Dear Diary,

Just done at the cardiologist. All clear. Now sitting at the nearest cafe across the street, waiting for My Darling to get out of his meeting so he can pick me up.

There are two women working here at the – well, it’s a bakery. It isn’t really a cafe. I’m drinking a coffee, black. There is no milk alternative here. It’s that old school sort of place so common in Germany. A crew of construction workers are sitting at the outside tables despite the rain so they can smoke cheap cigarettes between gulps of mediocre coffee and inexpensive baked goods. It’s a strange comfort, this familiar scene.

One of the bakery workers is obese, the younger one is morbidly obese. I see their swollen inflammation and understand fully the pain they’re carrying.

I wish I could help them, tell them what I experienced with my own struggles with obesity. I’ve learned so much over the years about health and how to take care of my body. I wish I could just give it to everyone, this knowledge.
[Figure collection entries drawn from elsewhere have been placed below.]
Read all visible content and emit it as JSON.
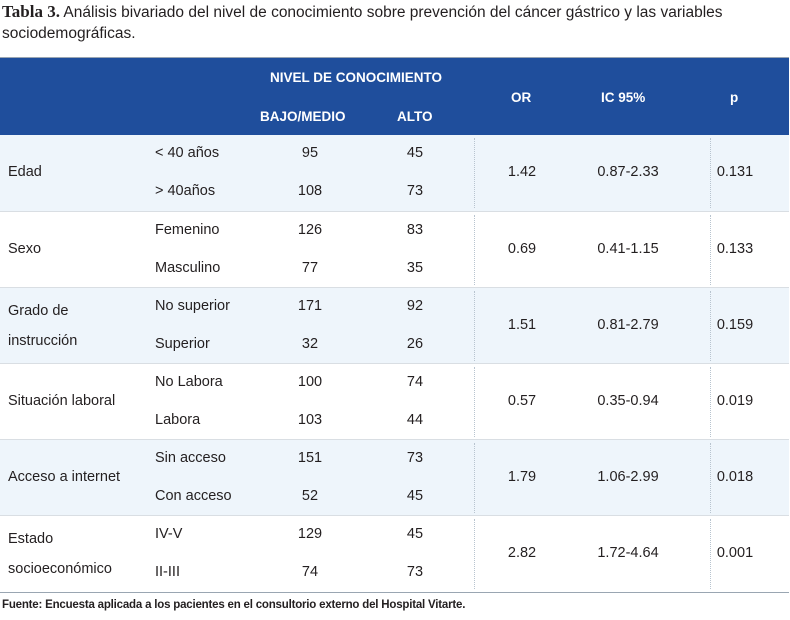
{
  "caption": {
    "label": "Tabla 3.",
    "text": " Análisis bivariado del nivel de conocimiento sobre prevención del cáncer gástrico y las variables sociodemográficas."
  },
  "header": {
    "group_label": "NIVEL DE CONOCIMIENTO",
    "col_bajo": "BAJO/MEDIO",
    "col_alto": "ALTO",
    "col_or": "OR",
    "col_ic": "IC 95%",
    "col_p": "p"
  },
  "rows": [
    {
      "variable": [
        "Edad"
      ],
      "categories": [
        "< 40 años",
        "> 40años"
      ],
      "bajo": [
        "95",
        "108"
      ],
      "alto": [
        "45",
        "73"
      ],
      "or": "1.42",
      "ic": "0.87-2.33",
      "p": "0.131"
    },
    {
      "variable": [
        "Sexo"
      ],
      "categories": [
        "Femenino",
        "Masculino"
      ],
      "bajo": [
        "126",
        "77"
      ],
      "alto": [
        "83",
        "35"
      ],
      "or": "0.69",
      "ic": "0.41-1.15",
      "p": "0.133"
    },
    {
      "variable": [
        "Grado de",
        "instrucción"
      ],
      "categories": [
        "No superior",
        "Superior"
      ],
      "bajo": [
        "171",
        "32"
      ],
      "alto": [
        "92",
        "26"
      ],
      "or": "1.51",
      "ic": "0.81-2.79",
      "p": "0.159"
    },
    {
      "variable": [
        "Situación laboral"
      ],
      "categories": [
        "No Labora",
        "Labora"
      ],
      "bajo": [
        "100",
        "103"
      ],
      "alto": [
        "74",
        "44"
      ],
      "or": "0.57",
      "ic": "0.35-0.94",
      "p": "0.019"
    },
    {
      "variable": [
        "Acceso a internet"
      ],
      "categories": [
        "Sin acceso",
        "Con acceso"
      ],
      "bajo": [
        "151",
        "52"
      ],
      "alto": [
        "73",
        "45"
      ],
      "or": "1.79",
      "ic": "1.06-2.99",
      "p": "0.018"
    },
    {
      "variable": [
        "Estado",
        "socioeconómico"
      ],
      "categories": [
        "IV-V",
        "II-III"
      ],
      "bajo": [
        "129",
        "74"
      ],
      "alto": [
        "45",
        "73"
      ],
      "or": "2.82",
      "ic": "1.72-4.64",
      "p": "0.001"
    }
  ],
  "footer": "Fuente: Encuesta aplicada a los pacientes en el consultorio externo del Hospital Vitarte.",
  "colors": {
    "header_bg": "#1f4e9c",
    "row_alt_bg": "#eef5fb"
  }
}
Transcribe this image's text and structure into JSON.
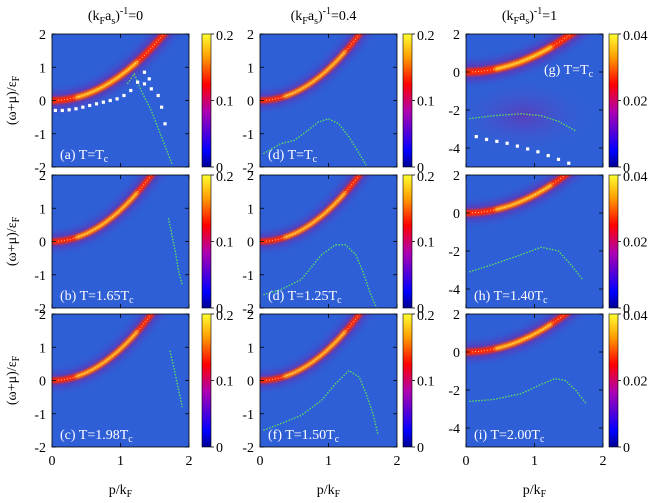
{
  "chart_data": {
    "type": "heatmap",
    "title": "",
    "xlabel": "p/k_F",
    "ylabel": "(ω+μ)/ε_F",
    "colormap": [
      "#0000ff",
      "#ff0000",
      "#ffff00"
    ],
    "background_color": "#2f5fd6",
    "columns": [
      {
        "header": "(k_F a_s)^-1=0",
        "header_main": "(k",
        "header_sub1": "F",
        "header_mid": "a",
        "header_sub2": "s",
        "header_sup": "-1",
        "header_tail": "=0",
        "xlim": [
          0,
          2
        ],
        "xticks": [
          "0",
          "1",
          "2"
        ],
        "ylim": [
          -2,
          2
        ],
        "yticks": [
          "2",
          "1",
          "0",
          "-1",
          "-2"
        ],
        "yticks_values": [
          2,
          1,
          0,
          -1,
          -2
        ],
        "colorbar_ticks": [
          "0.2",
          "0.1",
          "0"
        ],
        "colorbar_values": [
          0.2,
          0.1,
          0
        ],
        "panels": [
          {
            "label": "(a) T=T",
            "sub": "c",
            "temperature": "T=T_c",
            "peak_a": 0.55,
            "peak_b": 0.75,
            "width": 0.22,
            "green_line": [
              [
                1.1,
                0.5
              ],
              [
                1.2,
                0.8
              ],
              [
                1.3,
                0.3
              ],
              [
                1.45,
                -0.3
              ],
              [
                1.6,
                -1.1
              ],
              [
                1.75,
                -1.9
              ]
            ],
            "white_points": [
              [
                0.05,
                -0.3
              ],
              [
                0.15,
                -0.3
              ],
              [
                0.25,
                -0.28
              ],
              [
                0.35,
                -0.25
              ],
              [
                0.45,
                -0.2
              ],
              [
                0.55,
                -0.15
              ],
              [
                0.65,
                -0.1
              ],
              [
                0.75,
                -0.05
              ],
              [
                0.85,
                0.0
              ],
              [
                0.95,
                0.05
              ],
              [
                1.05,
                0.15
              ],
              [
                1.15,
                0.3
              ],
              [
                1.25,
                0.55
              ],
              [
                1.35,
                0.5
              ],
              [
                1.45,
                0.35
              ],
              [
                1.55,
                0.15
              ],
              [
                1.6,
                -0.2
              ],
              [
                1.65,
                -0.7
              ],
              [
                1.35,
                0.85
              ],
              [
                1.42,
                0.65
              ]
            ]
          },
          {
            "label": "(b) T=1.65T",
            "sub": "c",
            "temperature": "T=1.65T_c",
            "peak_a": 0.3,
            "peak_b": 0.95,
            "width": 0.16,
            "green_line": [
              [
                1.7,
                0.7
              ],
              [
                1.75,
                0.2
              ],
              [
                1.8,
                -0.3
              ],
              [
                1.85,
                -0.9
              ],
              [
                1.9,
                -1.3
              ]
            ],
            "white_points": []
          },
          {
            "label": "(c) T=1.98T",
            "sub": "c",
            "temperature": "T=1.98T_c",
            "peak_a": 0.25,
            "peak_b": 0.95,
            "width": 0.15,
            "green_line": [
              [
                1.72,
                0.9
              ],
              [
                1.78,
                0.4
              ],
              [
                1.85,
                -0.3
              ],
              [
                1.9,
                -0.8
              ]
            ],
            "white_points": []
          }
        ]
      },
      {
        "header": "(k_F a_s)^-1=0.4",
        "header_main": "(k",
        "header_sub1": "F",
        "header_mid": "a",
        "header_sub2": "s",
        "header_sup": "-1",
        "header_tail": "=0.4",
        "xlim": [
          0,
          2
        ],
        "xticks": [
          "0",
          "1",
          "2"
        ],
        "ylim": [
          -2,
          2
        ],
        "yticks": [
          "2",
          "1",
          "0",
          "-1",
          "-2"
        ],
        "yticks_values": [
          2,
          1,
          0,
          -1,
          -2
        ],
        "colorbar_ticks": [
          "0.2",
          "0.1",
          "0"
        ],
        "colorbar_values": [
          0.2,
          0.1,
          0
        ],
        "panels": [
          {
            "label": "(d) T=T",
            "sub": "c",
            "temperature": "T=T_c",
            "peak_a": 0.3,
            "peak_b": 0.95,
            "width": 0.14,
            "green_line": [
              [
                0.05,
                -1.6
              ],
              [
                0.3,
                -1.3
              ],
              [
                0.5,
                -1.2
              ],
              [
                0.7,
                -0.9
              ],
              [
                0.85,
                -0.65
              ],
              [
                1.0,
                -0.55
              ],
              [
                1.15,
                -0.7
              ],
              [
                1.3,
                -1.1
              ],
              [
                1.45,
                -1.6
              ],
              [
                1.55,
                -1.95
              ]
            ],
            "white_points": []
          },
          {
            "label": "(d) T=1.25T",
            "sub": "c",
            "temperature": "T=1.25T_c",
            "peak_a": 0.3,
            "peak_b": 0.95,
            "width": 0.14,
            "green_line": [
              [
                0.05,
                -1.6
              ],
              [
                0.3,
                -1.45
              ],
              [
                0.6,
                -1.15
              ],
              [
                0.9,
                -0.4
              ],
              [
                1.1,
                -0.1
              ],
              [
                1.25,
                -0.1
              ],
              [
                1.4,
                -0.4
              ],
              [
                1.5,
                -0.9
              ],
              [
                1.6,
                -1.5
              ],
              [
                1.7,
                -2.0
              ]
            ],
            "white_points": []
          },
          {
            "label": "(f) T=1.50T",
            "sub": "c",
            "temperature": "T=1.50T_c",
            "peak_a": 0.3,
            "peak_b": 0.95,
            "width": 0.14,
            "green_line": [
              [
                0.05,
                -1.5
              ],
              [
                0.3,
                -1.3
              ],
              [
                0.6,
                -1.05
              ],
              [
                0.9,
                -0.6
              ],
              [
                1.1,
                -0.1
              ],
              [
                1.3,
                0.3
              ],
              [
                1.45,
                0.1
              ],
              [
                1.55,
                -0.4
              ],
              [
                1.65,
                -1.0
              ],
              [
                1.72,
                -1.6
              ]
            ],
            "white_points": []
          }
        ]
      },
      {
        "header": "(k_F a_s)^-1=1",
        "header_main": "(k",
        "header_sub1": "F",
        "header_mid": "a",
        "header_sub2": "s",
        "header_sup": "-1",
        "header_tail": "=1",
        "xlim": [
          0,
          2
        ],
        "xticks": [
          "0",
          "1",
          "2"
        ],
        "ylim": [
          -5,
          2
        ],
        "yticks": [
          "2",
          "0",
          "-2",
          "-4"
        ],
        "yticks_values": [
          2,
          0,
          -2,
          -4
        ],
        "colorbar_ticks": [
          "0.04",
          "0.02",
          "0"
        ],
        "colorbar_values": [
          0.04,
          0.02,
          0
        ],
        "panels": [
          {
            "label": "(g) T=T",
            "sub": "c",
            "temperature": "T=T_c",
            "label_position": "top-right",
            "peak_a": 0.3,
            "peak_b": 0.85,
            "width": 0.28,
            "broad_glow": true,
            "green_line": [
              [
                0.05,
                -2.45
              ],
              [
                0.4,
                -2.3
              ],
              [
                0.8,
                -2.2
              ],
              [
                1.1,
                -2.3
              ],
              [
                1.35,
                -2.6
              ],
              [
                1.6,
                -3.1
              ]
            ],
            "white_points": [
              [
                0.15,
                -3.4
              ],
              [
                0.3,
                -3.55
              ],
              [
                0.45,
                -3.65
              ],
              [
                0.6,
                -3.75
              ],
              [
                0.75,
                -3.9
              ],
              [
                0.9,
                -4.05
              ],
              [
                1.05,
                -4.2
              ],
              [
                1.2,
                -4.4
              ],
              [
                1.35,
                -4.6
              ],
              [
                1.5,
                -4.8
              ]
            ]
          },
          {
            "label": "(h) T=1.40T",
            "sub": "c",
            "temperature": "T=1.40T_c",
            "peak_a": 0.3,
            "peak_b": 0.95,
            "width": 0.2,
            "green_line": [
              [
                0.05,
                -3.1
              ],
              [
                0.4,
                -2.7
              ],
              [
                0.8,
                -2.2
              ],
              [
                1.1,
                -1.8
              ],
              [
                1.35,
                -2.0
              ],
              [
                1.55,
                -2.8
              ],
              [
                1.7,
                -3.5
              ]
            ],
            "white_points": []
          },
          {
            "label": "(i) T=2.00T",
            "sub": "c",
            "temperature": "T=2.00T_c",
            "peak_a": 0.3,
            "peak_b": 0.95,
            "width": 0.2,
            "green_line": [
              [
                0.05,
                -2.6
              ],
              [
                0.4,
                -2.5
              ],
              [
                0.8,
                -2.2
              ],
              [
                1.1,
                -1.7
              ],
              [
                1.3,
                -1.4
              ],
              [
                1.45,
                -1.5
              ],
              [
                1.6,
                -2.0
              ],
              [
                1.75,
                -2.7
              ]
            ],
            "white_points": []
          }
        ]
      }
    ]
  }
}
I can tell at a glance that the young gal’s lymphatic system is clogged and that exercise wouldn’t actually help her trim down at all. She has to clean her diet and clear her lymphs first, but I bet most doctors don’t even know that. Her whole body is under duress and I know that a drastic change in her lifestyle would relieve her a ton of pain – both right now and of course down the road.

But I know too that change is something people have to choose, and even fellow cancer patients facing the same sort of wake-up call do not choose to answer that call. They don’t take hold of their second chance, so to speak. They continue to smoke, eat garbage – I’ve even seen chemo patients sitting in the chemo chair eating heavy junk food. It’s shocking to me, but there’s nothing I can do.

There’s nothing I could say that would get heard. It’s something I’ve thought a lot about and on occasion, I’ve taken a stab at saying something. It doesn’t work. The only time it works is when someone asks me a question that I can then answer. It’s the only way they’ll listen at all. I don’t honestly know if they’ll follow – but it’s the only way I’ve found where people don’t put up walls.